Because she knows what Cal accomplished by getting an opportunity to play on the second-to-last night of the season, and that is the salve on the pain that comes from defeat, from being 20 minutes of good basketball away from the national championship game.
"This was huge for us," Gottlieb said. "It was Cal basketball on display. We weren't perfect, we didn't play a good second half. But we belong on a stage like this."
That was the thing about Cal during this tournament run. The Bears were never perfect. They missed too many free throws, they let opposing teams back into games, gave up leads, had to scrap and scrape from behind to pull things out, needed overtime to win twice in five games. But what they did well got them a long way. And it got them to a double-digit halftime lead Sunday night.
Cal did what Cal does best in the first 20 minutes. The Bears were dominating the glass -- particularly the offensive side -- they were scoring inside and pushing the ball in transition. The Bears had Louisville on the ropes, leading 37-27 at halftime.
But the momentum swing was sudden. Cal opened the second half with two turnovers and Louisville scored on each one, slicing a 10-point deficit to five points in two possessions.

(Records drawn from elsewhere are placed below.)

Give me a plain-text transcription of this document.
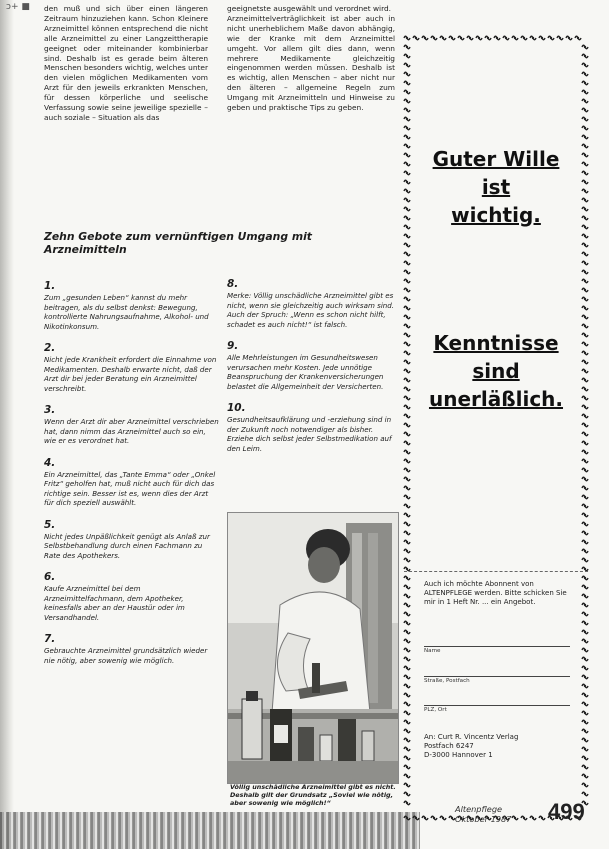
ɔ+ ■ den muß und sich über einen längeren Zeitraum hinzuziehen kann. Schon Kleinere Arzneimittel können entsprechend die nicht alle Arzneimittel zu einer Langzeittherapie geeignet oder miteinander kombinierbar sind. Deshalb ist es gerade beim älteren Menschen besonders wichtig, welches unter den vielen möglichen Medikamenten vom Arzt für den jeweils erkrankten Menschen, für dessen körperliche und seelische Verfassung sowie seine jeweilige spezielle – auch soziale – Situation als das

geeignetste ausgewählt und verordnet wird.
Arzneimittelverträglichkeit ist aber auch in nicht unerheblichem Maße davon abhängig, wie der Kranke mit dem Arzneimittel umgeht. Vor allem gilt dies dann, wenn mehrere Medikamente gleichzeitig eingenommen werden müssen. Deshalb ist es wichtig, allen Menschen – aber nicht nur den älteren – allgemeine Regeln zum Umgang mit Arzneimitteln und Hinweise zu geben und praktische Tips zu geben.

Zehn Gebote zum vernünftigen Umgang mit Arzneimitteln
1.
Zum „gesunden Leben“ kannst du mehr beitragen, als du selbst denkst: Bewegung, kontrollierte Nahrungsaufnahme, Alkohol- und Nikotinkonsum.
2.
Nicht jede Krankheit erfordert die Einnahme von Medikamenten. Deshalb erwarte nicht, daß der Arzt dir bei jeder Beratung ein Arzneimittel verschreibt.
3.
Wenn der Arzt dir aber Arzneimittel verschrieben hat, dann nimm das Arzneimittel auch so ein, wie er es verordnet hat.
4.
Ein Arzneimittel, das „Tante Emma“ oder „Onkel Fritz“ geholfen hat, muß nicht auch für dich das richtige sein. Besser ist es, wenn dies der Arzt für dich speziell auswählt.
5.
Nicht jedes Unpäßlichkeit genügt als Anlaß zur Selbstbehandlung durch einen Fachmann zu Rate des Apothekers.
6.
Kaufe Arzneimittel bei dem Arzneimittelfachmann, dem Apotheker, keinesfalls aber an der Haustür oder im Versandhandel.
7.
Gebrauchte Arzneimittel grundsätzlich wieder nie nötig, aber sowenig wie möglich.
8.
Merke: Völlig unschädliche Arzneimittel gibt es nicht, wenn sie gleichzeitig auch wirksam sind. Auch der Spruch: „Wenn es schon nicht hilft, schadet es auch nicht!“ ist falsch.
9.
Alle Mehrleistungen im Gesundheitswesen verursachen mehr Kosten. Jede unnötige Beanspruchung der Krankenversicherungen belastet die Allgemeinheit der Versicherten.
10.
Gesundheitsaufklärung und -erziehung sind in der Zukunft noch notwendiger als bisher. Erziehe dich selbst jeder Selbstmedikation auf den Leim.
Völlig unschädliche Arzneimittel gibt es nicht. Deshalb gilt der Grundsatz „Soviel wie nötig, aber sowenig wie möglich!“
Guter Wille
ist
wichtig.
Kenntnisse
sind
unerläßlich.
Auch ich möchte Abonnent von ALTENPFLEGE werden. Bitte schicken Sie mir in 1 Heft Nr. ... ein Angebot.
Name
Straße, Postfach
PLZ, Ort
An: Curt R. Vincentz Verlag
Postfach 6247
D-3000 Hannover 1
Altenpflege
Oktober 1987 499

The Cardinals hit big 3-pointers -- Antonita Slaughter dropping 6-of-10 for the game -- clogged up the paint with Sara Hammond back in the game after she missed much of the first half in foul trouble, and started scoring and pressing on the other end.
Cal struggled to score, managing just nine field goals in the second half.
Louisville scored 11 points off Cal turnovers, taking its first lead of the second half with 3:40 to go.
"There was a stretch when they were throwing a lot of junk at us and 19 turnovers is high for us," Cal guard Layshia Clarendon said. "We just turned the ball over. We were getting kind of lost and they were making a lot of baskets, picking up momentum."
Clarendon did all she could for Cal. She finished with 17 points, including a 3-pointer to tie the game at 57-57 with 1:51 to go. She collected five rebounds, played every minute. She defended on the perimeter with everything she had, fought through multiple screens to stay in front of Louisville's best scorer, Shoni Schimmel, holding her to 4-of-13 shooting from the floor and only one 3-pointer.
Clarendon said she thought her team "panicked" in the final two minutes, something the Bears hadn't done to this point during the season.
After the game, Clarendon, who will be drafted into the WNBA next week and has surely improved her draft status with her impressive tournament run, talked to her huddled teammates.
"I told them, 'Don't hang your head for one second. Not for one second, because we've come too far, done too much,'" Clarendon said. "It's hard to let it go. It's going to hit you maybe now, maybe later on the plane, maybe when you get back. It's going to hurt definitely because we knew there were mistakes. It wasn't like we just played someone who is flat-out better and just literally beat us. We made a lot of mistakes ourselves."
But while the Cal locker room was quiet after the game, there were a few laughs, a few tears, and not a lot of devastation.
"They had us on our heels in the second half," Cal forward Gennifer Brandon said. "We were used to receiving the punch first and then coming back full throttle."
Bears sophomore point guard Brittany Boyd, who played with back spasms and jammed fingers, was mostly philosophical.
"We got outplayed in the second half," Boyd said. "I don't think we got tight. Our main focus was 20 more minutes, keep on pushing. They came out -- I don't know what their coach told them -- but they came out and hit every shot, made every screen and they just executed when they needed to."
Having the opportunity to play on the second-to-last night of the season is an accomplishment for any team. That is the salve on the pain that comes from Cal's defeat, from being 20 minutes of good basketball away from the national championship game.